Maybe you hold to the position above. Maybe you know someone that holds this position as well. For myself, I have flirted with this ideology in my past. The rationale behind the statement above is simply this,

“I have seen way too many people baptized in the church as a baby only to grow up to live a wild and crazy sin filled life! We baptize them, confirm them and then they drift into lawlessness and the world, never to return! Obviously baptism for babies does not work, it produces nominal Christians at best. Look at the results, it obviously isn’t valid, it is nothing. Let’s wait now! Let the child grow up, show that they are serious and that they will take this baptism to heart and then we can have a valid baptism.”

Personally, I can easily see how people would be offended by the idea of infant baptism and perceive it as invalid and nothing when they look at things from a practical point of view. I can empathize with and understand the frustration of seeing countless individuals baptized as babies only to wander from the church later on in life. It is frustrating, I agree. It is also heart breaking.

A problem exists in the rationale above though. The problem is that the rationale is considering infant baptism as invalid based on the failed end result of nominalism, lawlessness and leaving the faith. In a sense this is reverse-pragmatism. Instead of the end justifying the means, this reverse-pragmatism uses the end to criticize and invalidate the means.

Borrowing some thoughts from Martin Luther’s Large Catechism, let me rephrase a gentle rebuttal to the reverse-pragmatism rationale:

  • If a nonbeliever comes into a worship service, hears the Word and leaves unchanged or even more hardened to the Word we certainly would not consider the preached Word as invalid.
  • If a person does not believe in Jesus, we also wouldn’t say that this unbelief makes Christ into nothing.
  • If a child or citizen disobeys the civil government or his/her parents we would not say that the Government and the parents are invalid, that they are nothing.
  • Logically, these examples don’t make sense and these examples expose the problems with reverse-pragmatism.

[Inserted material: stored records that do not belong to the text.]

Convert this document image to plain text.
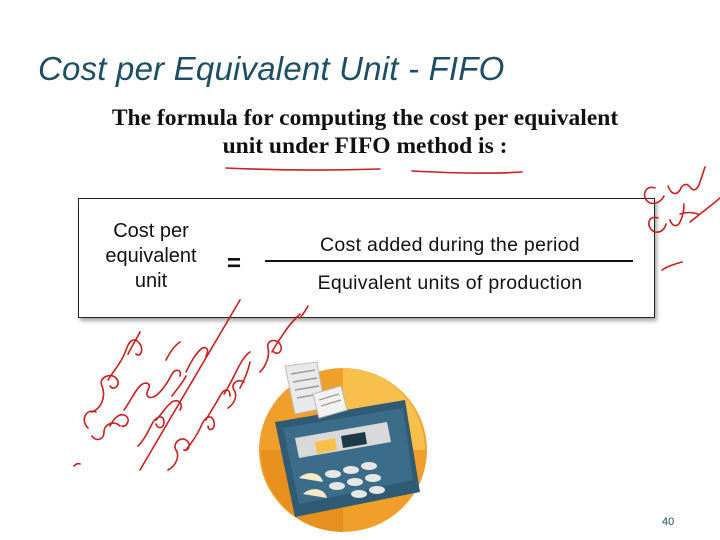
Cost per Equivalent Unit - FIFO
The formula for computing the cost per equivalent
unit under FIFO method is :
Cost per
equivalent
unit
=
Cost added during the period
Equivalent units of production
40
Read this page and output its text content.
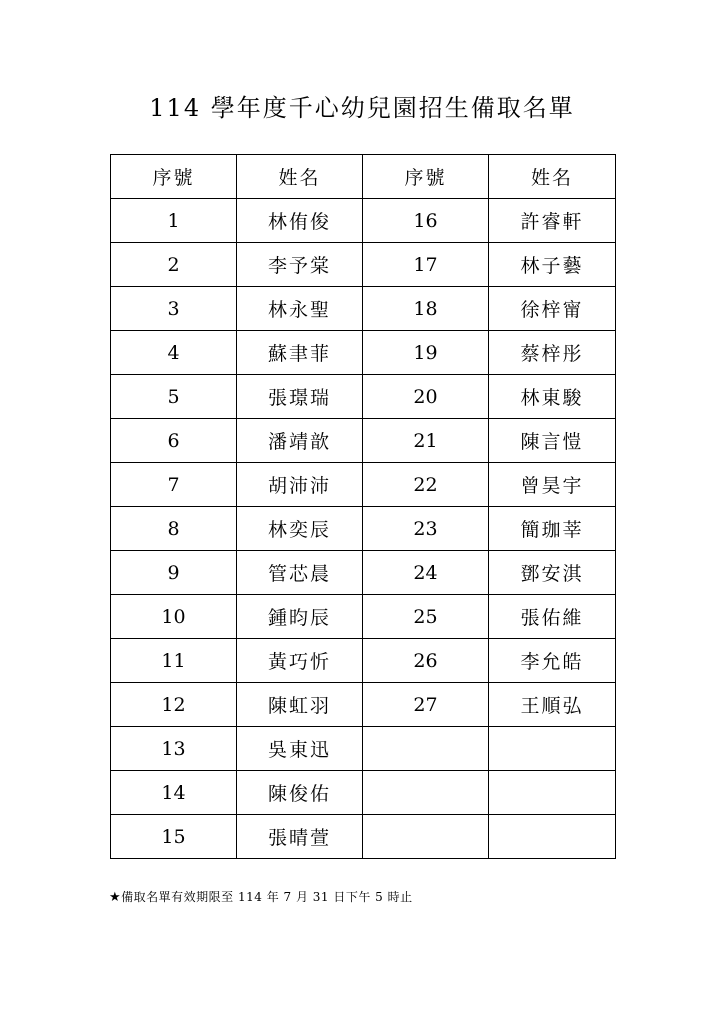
114 學年度千心幼兒園招生備取名單
序號	姓名	序號	姓名
1	林侑俊	16	許睿軒
2	李予棠	17	林子藝
3	林永聖	18	徐梓甯
4	蘇聿菲	19	蔡梓彤
5	張璟瑞	20	林東駿
6	潘靖歆	21	陳言愷
7	胡沛沛	22	曾昊宇
8	林奕辰	23	簡珈莘
9	管芯晨	24	鄧安淇
10	鍾昀辰	25	張佑維
11	黃巧忻	26	李允皓
12	陳虹羽	27	王順弘
13	吳東迅		
14	陳俊佑		
15	張晴萱		
★備取名單有效期限至 114 年 7 月 31 日下午 5 時止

Luther comments that this kind of rationale has inverted the whole argument. He states,

“My dear, just invert the argument and rather draw this conclusion: For this very reason Baptism is something and is right, because it has been wrongly received. For if Baptism was not right and true in itself, it could not be misused or sinned against. The saying is, ‘Abuse does not destroy the essence, but confirms it.’ For gold is not the less gold even though a harlot wears it in sin and shame.”

In other words, if baptism was actually nothing or invalid one would not even be considering baptizing in a different manner or time frame. Furthermore, if infant baptism is invalid, then how could one abuse something invalid? Why worry at all, why make it into an issue? If infant baptism is invalid then how can something invalid, something that is nothing, be responsible for the bad end results? Isn’t criticizing and blaming a supposed invalid infant baptism essentially making it into a straw man? However, because baptism is something, because it is valid and because it is an ordained means of grace, we react when it is abused. The reaction that we have to the abuse of infant baptism confirms that it is not invalid but the very opposite that it is valid. Thus, let us release our frustrations not upon this precious means of grace but upon the individual and circumstances that abuse the means. Baptism always remains true, whole, valid and good regardless of how mankind treats it. The abuse of baptism cannot destroy its essence and validity. Rather, the abuse confirms the validity and true essence of infant baptism.